A man who gave opinions exempting the White House from laws on torture was made Attorney General.

A man who is infamous for hiding information has been made Director of National Intelligence.

A man who has been criticizing the UN for years, and probably doesn't even believe in its mission, has been nominated as Ambassador to the UN.

A man with very limited experience in development, whose estimates on Iraq before Congress, were wildly wrong, and whom Europeans reject as a key force behind the Iraq War, has been nominated to head the World Bank, funding development and working with Europeans.

To improve popular opinion about the United States in the Middle East, instead of taking actions which people there like, they have appointed a white, Republican, assertively Christian woman from Texas who doesn't speak Arabic to take charge of "getting our message out."

To deal with what he describes as an urgent crisis in Social Security solvency, the President and others in his administration are stumping in support of a plan that isn't a plan, which he admits would do nothing to improve solvency. He is open to any ideas to fix the system except ones that actually fix the solvency issue, and those which leave out his feature that doesn't.

But the White House isn't the only branch of government that is living in Bizarro World.
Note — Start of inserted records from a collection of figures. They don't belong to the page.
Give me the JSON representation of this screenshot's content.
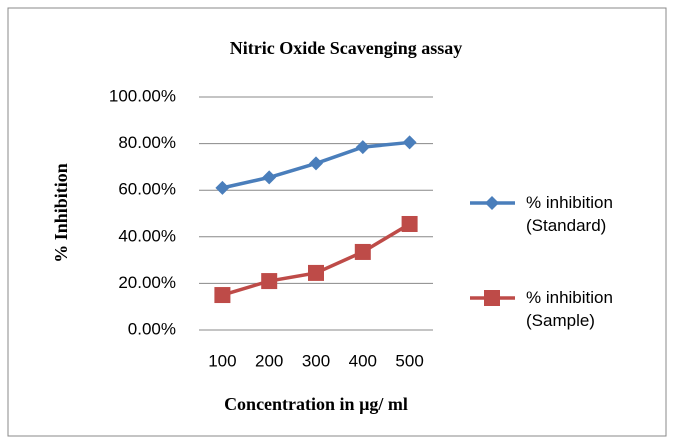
{
  "chart_data": {
    "type": "line",
    "title": "Nitric Oxide Scavenging assay",
    "x_label": "Concentration in µg/ ml",
    "y_label": "% Inhibition",
    "categories": [
      "100",
      "200",
      "300",
      "400",
      "500"
    ],
    "series": [
      {
        "name": "% inhibition (Standard)",
        "color": "#4a7ebb",
        "marker": "diamond",
        "values": [
          61,
          65.5,
          71.5,
          78.5,
          80.5
        ]
      },
      {
        "name": "% inhibition (Sample)",
        "color": "#be4b48",
        "marker": "square",
        "values": [
          15,
          21,
          24.5,
          33.5,
          45.5
        ]
      }
    ],
    "ylim": [
      0,
      100
    ],
    "yticks": [
      {
        "value": 0,
        "label": "0.00%"
      },
      {
        "value": 20,
        "label": "20.00%"
      },
      {
        "value": 40,
        "label": "40.00%"
      },
      {
        "value": 60,
        "label": "60.00%"
      },
      {
        "value": 80,
        "label": "80.00%"
      },
      {
        "value": 100,
        "label": "100.00%"
      }
    ],
    "grid": true,
    "legend": "right"
  }
}
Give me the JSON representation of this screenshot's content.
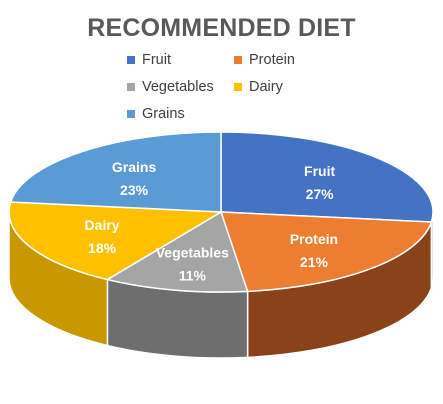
{
  "chart_data": {
    "type": "pie",
    "title": "RECOMMENDED DIET",
    "legend_position": "top",
    "slices": [
      {
        "name": "Fruit",
        "value": 27,
        "label": "27%",
        "color": "#4472C4",
        "side_color": "#2F5496"
      },
      {
        "name": "Protein",
        "value": 21,
        "label": "21%",
        "color": "#ED7D31",
        "side_color": "#8A4319"
      },
      {
        "name": "Vegetables",
        "value": 11,
        "label": "11%",
        "color": "#A5A5A5",
        "side_color": "#6E6E6E"
      },
      {
        "name": "Dairy",
        "value": 18,
        "label": "18%",
        "color": "#FFC000",
        "side_color": "#C99700"
      },
      {
        "name": "Grains",
        "value": 23,
        "label": "23%",
        "color": "#5B9BD5",
        "side_color": "#3B6E9E"
      }
    ]
  }
}
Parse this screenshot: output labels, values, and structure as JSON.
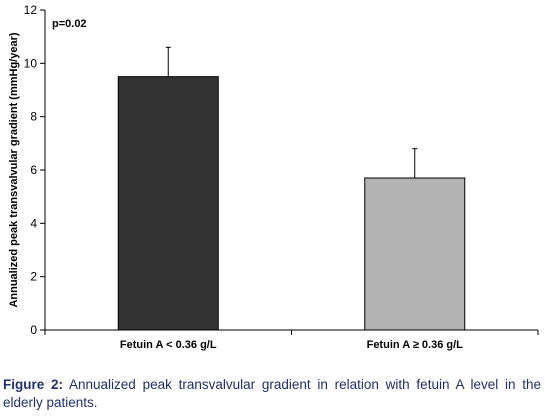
{
  "chart_data": {
    "type": "bar",
    "categories": [
      "Fetuin A < 0.36 g/L",
      "Fetuin A ≥ 0.36 g/L"
    ],
    "values": [
      9.5,
      5.7
    ],
    "errors": [
      1.1,
      1.1
    ],
    "bar_colors": [
      "#333333",
      "#b3b3b3"
    ],
    "ylabel": "Annualized peak transvalvular gradient (mmHg/year)",
    "ylim": [
      0,
      12
    ],
    "yticks": [
      0,
      2,
      4,
      6,
      8,
      10,
      12
    ],
    "grid": false,
    "annotation": "p=0.02"
  },
  "caption": {
    "lead": "Figure 2:",
    "text": " Annualized peak transvalvular gradient in relation with fetuin A level in the elderly patients."
  }
}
Congress is holding hearings on steroid use in baseball, but not holding hearings on revelations of widespread instances of torture and even death by our military and intelligence services, the parts of pre-9/11 intelligence failures it didn't do before, financial mismanagement in Iraq that has led to millions of dollars that have just gone missing and ridiculous overcharging by contractors like Halliburton, the effect of the growing deficit and the falling dollar on our future economic security, the failure of our country to have a reliable vaccine supply, the ongoing collapse of the health-care system in general, recent reports that our educational and health-care systems are not, in fact, the best in the world, and more.

The Senate just voted to approve putting oil drilling equipment in a wildlife refuge.

(By the way, for good reading on ANWR, I recommend the Alternative Hippo.)

In the House, when a leader previously found guilty of ethical lapses remained wrapped in ethical controversy, the Chairman of the ethics committee was replaced, and people who had contributed to the leader's legal defense fund were appointed to the committee.


As you might guess, I never liked the issues of Superman that featured Bizarro World, and just wanted to get back to the normal, rightways-round stories. If only I could count on a new issue of Washington next month.